Trig Point 51.4134° N, 0.2115° W: (previous working title: Impermanence)

Research output: Non-textual formPerformance


Trig Point 51.4134° N, 0.2115° W was a research project that explored perspectives on the design and use of pedagogical space and the technical and material resourcing required for innovative theatre making and performance practise across the educational, architectural and planning sectors. It was the third part of a continuing programme of practise-based research, following on from Plant Science (2013) and Three Kings (2015), projects in which the researchers examined how processes of orientation, patterns of attachment to locale, materiality of place and other, more esoteric, time-space rhythms help to shape the identity, experience and efficacy of a learning environment.Commissioned by Wimbledon College of Arts, London, the three-week research residency (Feb 3 -Feb 23 2020) formed part of a curatorial series at the college’s Space Gallery, entitled Impermanence. Using language and adapted instrumentation from the field of land surveying, combined with specialist input from the spheres of architecture, education, and environmental studies, Trig Point plotted not only how the college buildings function practically, but also how they position themselves in the minds and imagination of staff, students, and visitors, and how less tangible factors concerning atmosphere, social structures and spatial dynamics might offer up a more provocative set of coordinates from which to navigate a course of study.
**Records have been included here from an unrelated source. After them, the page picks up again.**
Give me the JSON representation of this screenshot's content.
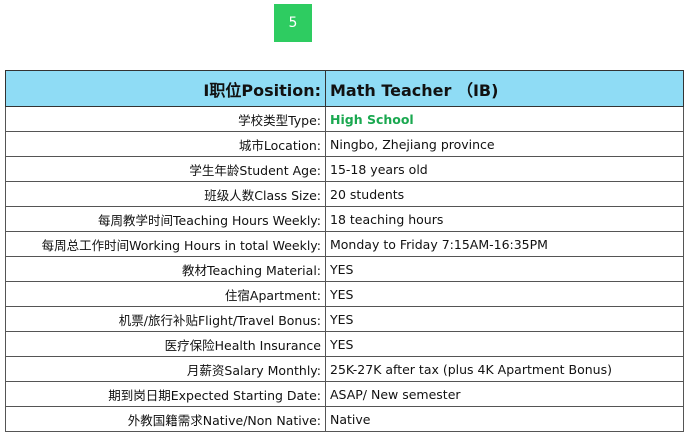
{
  "page_badge": "5",
  "header": {
    "label": "I职位Position:",
    "value": "Math Teacher （IB)"
  },
  "rows": [
    {
      "label": "学校类型Type:",
      "value": "High School"
    },
    {
      "label": "城市Location:",
      "value": "Ningbo, Zhejiang province"
    },
    {
      "label": "学生年龄Student Age:",
      "value": "15-18 years old"
    },
    {
      "label": "班级人数Class Size:",
      "value": "20 students"
    },
    {
      "label": "每周教学时间Teaching Hours Weekly:",
      "value": "18 teaching hours"
    },
    {
      "label": "每周总工作时间Working Hours in total Weekly:",
      "value": "Monday to Friday 7:15AM-16:35PM"
    },
    {
      "label": "教材Teaching Material:",
      "value": "YES"
    },
    {
      "label": "住宿Apartment:",
      "value": "YES"
    },
    {
      "label": "机票/旅行补贴Flight/Travel Bonus:",
      "value": "YES"
    },
    {
      "label": "医疗保险Health Insurance",
      "value": "YES"
    },
    {
      "label": "月薪资Salary Monthly:",
      "value": "25K-27K after tax (plus 4K Apartment Bonus)"
    },
    {
      "label": "期到岗日期Expected Starting Date:",
      "value": "ASAP/ New semester"
    },
    {
      "label": "外教国籍需求Native/Non Native:",
      "value": "Native"
    }
  ],
  "colors": {
    "header_bg": "#8fdcf5",
    "badge_bg": "#2ecc61",
    "highlight": "#1aa850"
  }
}
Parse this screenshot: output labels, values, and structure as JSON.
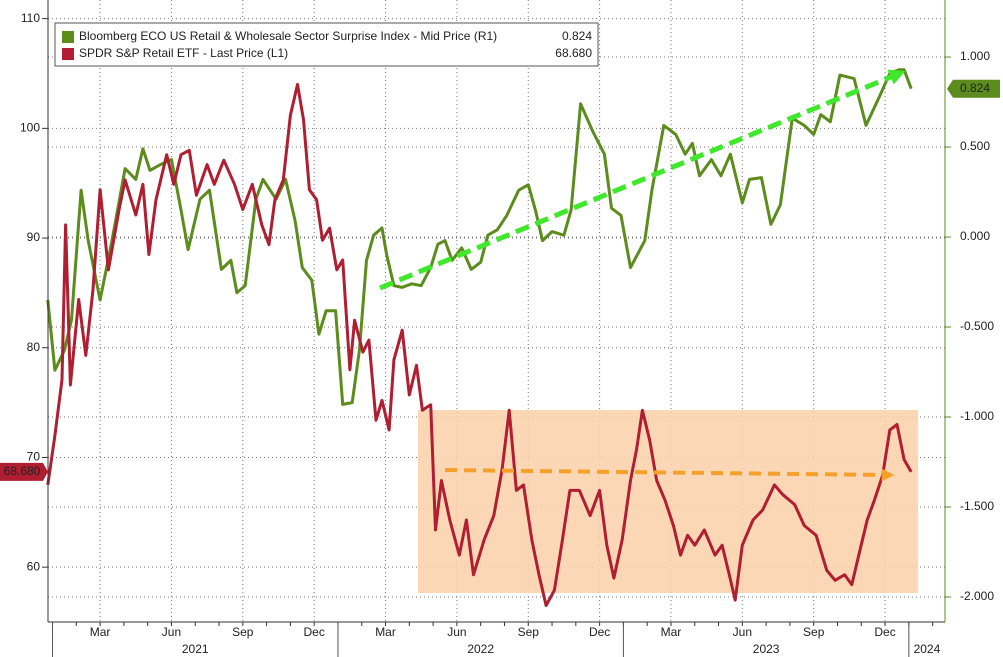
{
  "chart_data": {
    "type": "line",
    "xlim": [
      -0.19,
      37.52
    ],
    "ylim": [
      55,
      111.7
    ],
    "y2lim": [
      -2.139,
      1.317
    ],
    "yticks": [
      60,
      70,
      80,
      90,
      100,
      110
    ],
    "y2ticks": [
      {
        "value": 1,
        "label": "1.000"
      },
      {
        "value": 0.5,
        "label": "0.500"
      },
      {
        "value": 0,
        "label": "0.000"
      },
      {
        "value": -0.5,
        "label": "-0.500"
      },
      {
        "value": -1,
        "label": "-1.000"
      },
      {
        "value": -1.5,
        "label": "-1.500"
      },
      {
        "value": -2,
        "label": "-2.000"
      }
    ],
    "xticks": [
      {
        "value": 2,
        "label": "Mar"
      },
      {
        "value": 5,
        "label": "Jun"
      },
      {
        "value": 8,
        "label": "Sep"
      },
      {
        "value": 11,
        "label": "Dec"
      },
      {
        "value": 14,
        "label": "Mar"
      },
      {
        "value": 17,
        "label": "Jun"
      },
      {
        "value": 20,
        "label": "Sep"
      },
      {
        "value": 23,
        "label": "Dec"
      },
      {
        "value": 26,
        "label": "Mar"
      },
      {
        "value": 29,
        "label": "Jun"
      },
      {
        "value": 32,
        "label": "Sep"
      },
      {
        "value": 35,
        "label": "Dec"
      }
    ],
    "year_ticks": [
      {
        "value": 0,
        "label": "2021"
      },
      {
        "value": 12,
        "label": "2022"
      },
      {
        "value": 24,
        "label": "2023"
      },
      {
        "value": 36,
        "label": "2024"
      }
    ],
    "grid": true,
    "series": [
      {
        "name": "Bloomberg ECO US Retail & Wholesale Sector Surprise Index - Mid Price (R1)",
        "color": "#5b8c1c",
        "axis": "y2",
        "last_value": 0.824,
        "last_label": "0.824",
        "x": [
          -0.2,
          0.1,
          0.5,
          0.8,
          1.2,
          1.5,
          2.0,
          2.5,
          3.05,
          3.5,
          3.8,
          4.1,
          4.5,
          5.0,
          5.4,
          5.7,
          6.2,
          6.6,
          7.1,
          7.5,
          7.75,
          8.1,
          8.55,
          8.85,
          9.4,
          9.8,
          10.2,
          10.5,
          10.9,
          11.2,
          11.5,
          11.9,
          12.2,
          12.6,
          12.9,
          13.2,
          13.5,
          13.85,
          14.05,
          14.35,
          14.7,
          15.1,
          15.5,
          15.9,
          16.2,
          16.5,
          16.8,
          17.2,
          17.6,
          18.0,
          18.3,
          18.7,
          19.1,
          19.6,
          20.0,
          20.3,
          20.6,
          21.0,
          21.5,
          21.8,
          22.2,
          22.7,
          23.2,
          23.5,
          23.9,
          24.3,
          24.9,
          25.2,
          25.7,
          26.2,
          26.6,
          26.9,
          27.2,
          27.7,
          28.1,
          28.5,
          29.0,
          29.3,
          29.8,
          30.2,
          30.6,
          31.1,
          31.6,
          32.0,
          32.3,
          32.7,
          33.1,
          33.7,
          34.2,
          34.8,
          35.2,
          35.6,
          35.8,
          36.1
        ],
        "values": [
          -0.35,
          -0.74,
          -0.63,
          -0.46,
          0.26,
          -0.02,
          -0.35,
          -0.02,
          0.38,
          0.32,
          0.49,
          0.37,
          0.4,
          0.43,
          0.15,
          -0.07,
          0.21,
          0.26,
          -0.18,
          -0.13,
          -0.31,
          -0.27,
          0.21,
          0.32,
          0.21,
          0.32,
          0.09,
          -0.17,
          -0.24,
          -0.54,
          -0.41,
          -0.41,
          -0.93,
          -0.92,
          -0.63,
          -0.13,
          0.01,
          0.05,
          -0.1,
          -0.27,
          -0.28,
          -0.26,
          -0.27,
          -0.17,
          -0.04,
          -0.02,
          -0.13,
          -0.06,
          -0.18,
          -0.14,
          0.01,
          0.04,
          0.12,
          0.26,
          0.29,
          0.15,
          -0.02,
          0.03,
          0.01,
          0.15,
          0.74,
          0.59,
          0.46,
          0.16,
          0.12,
          -0.17,
          -0.02,
          0.26,
          0.62,
          0.57,
          0.46,
          0.52,
          0.34,
          0.43,
          0.34,
          0.46,
          0.19,
          0.32,
          0.33,
          0.07,
          0.18,
          0.66,
          0.62,
          0.57,
          0.68,
          0.64,
          0.9,
          0.88,
          0.62,
          0.79,
          0.91,
          0.93,
          0.93,
          0.824
        ]
      },
      {
        "name": "SPDR S&P Retail ETF - Last Price (L1)",
        "color": "#b01e32",
        "axis": "y",
        "last_value": 68.68,
        "last_label": "68.680",
        "x": [
          -0.2,
          0.1,
          0.4,
          0.55,
          0.75,
          1.1,
          1.4,
          1.7,
          2.0,
          2.35,
          2.8,
          3.05,
          3.5,
          3.8,
          4.05,
          4.35,
          4.8,
          5.1,
          5.4,
          5.75,
          6.05,
          6.5,
          6.8,
          7.2,
          7.65,
          8.0,
          8.4,
          8.8,
          9.1,
          9.35,
          9.7,
          10.0,
          10.3,
          10.55,
          10.8,
          11.1,
          11.35,
          11.65,
          11.95,
          12.2,
          12.5,
          12.7,
          13.05,
          13.3,
          13.6,
          13.85,
          14.15,
          14.35,
          14.7,
          15.0,
          15.3,
          15.55,
          15.9,
          16.1,
          16.35,
          16.7,
          17.1,
          17.4,
          17.7,
          18.15,
          18.55,
          18.9,
          19.2,
          19.5,
          19.8,
          20.15,
          20.45,
          20.75,
          21.1,
          21.4,
          21.75,
          22.15,
          22.6,
          23.0,
          23.3,
          23.6,
          23.95,
          24.3,
          24.55,
          24.8,
          25.1,
          25.4,
          25.75,
          26.1,
          26.4,
          26.7,
          27.0,
          27.4,
          27.85,
          28.15,
          28.45,
          28.7,
          29.0,
          29.45,
          29.85,
          30.35,
          30.7,
          31.2,
          31.6,
          32.1,
          32.55,
          32.9,
          33.3,
          33.6,
          33.95,
          34.25,
          34.55,
          34.9,
          35.2,
          35.5,
          35.8,
          36.1
        ],
        "values": [
          67.5,
          72.0,
          77.1,
          91.2,
          76.6,
          84.4,
          79.3,
          85.3,
          94.4,
          87.1,
          92.6,
          95.3,
          92.1,
          94.9,
          88.5,
          93.5,
          97.6,
          94.9,
          97.6,
          98.0,
          93.9,
          96.7,
          94.9,
          97.1,
          94.9,
          92.6,
          94.9,
          91.2,
          89.4,
          93.5,
          95.3,
          101.2,
          104.0,
          100.8,
          94.4,
          93.5,
          89.8,
          90.9,
          87.1,
          88.0,
          78.0,
          82.5,
          79.6,
          80.7,
          73.4,
          75.2,
          72.5,
          78.9,
          81.6,
          75.7,
          78.4,
          74.3,
          74.8,
          63.4,
          67.9,
          64.3,
          61.1,
          64.3,
          59.3,
          62.5,
          64.7,
          68.9,
          74.3,
          67.0,
          67.5,
          62.5,
          59.3,
          56.5,
          57.9,
          62.0,
          67.0,
          67.0,
          64.7,
          67.0,
          62.0,
          59.0,
          62.5,
          67.9,
          70.7,
          74.3,
          71.6,
          67.9,
          66.1,
          63.8,
          61.1,
          62.9,
          62.0,
          63.4,
          61.1,
          62.0,
          59.3,
          57.0,
          62.0,
          64.3,
          65.2,
          67.5,
          66.6,
          65.7,
          63.8,
          62.9,
          59.7,
          58.8,
          59.3,
          58.4,
          61.6,
          64.3,
          66.1,
          68.4,
          72.5,
          73.0,
          69.8,
          68.68
        ]
      }
    ]
  }
}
The researcher's used film and installation, a performance lecture, bespoke map/publication, podcast and structural intervention to recalibrate visitors senses of location awareness and directional finding - a fluid, deliberately playful, reconnaissance that analysed not only benchmarks, supervision and gradation, but the value too of error, inaccuracy, slackness and variation. ‘On the Hoof- Speculation in Unimagined Space' was a performance lecture companion to to the installation. In its first iteration, the one hour lecture explored the relationship between primary and ancillary space within the creative institution. Using film, field notes, 'mocked-up’ construction techniques and surveying equipment, the researchers described the unimagined boundaries of a new model of creative provision; a geomantic prospectus for the material and spatial resourcing of the contemporary creative academy.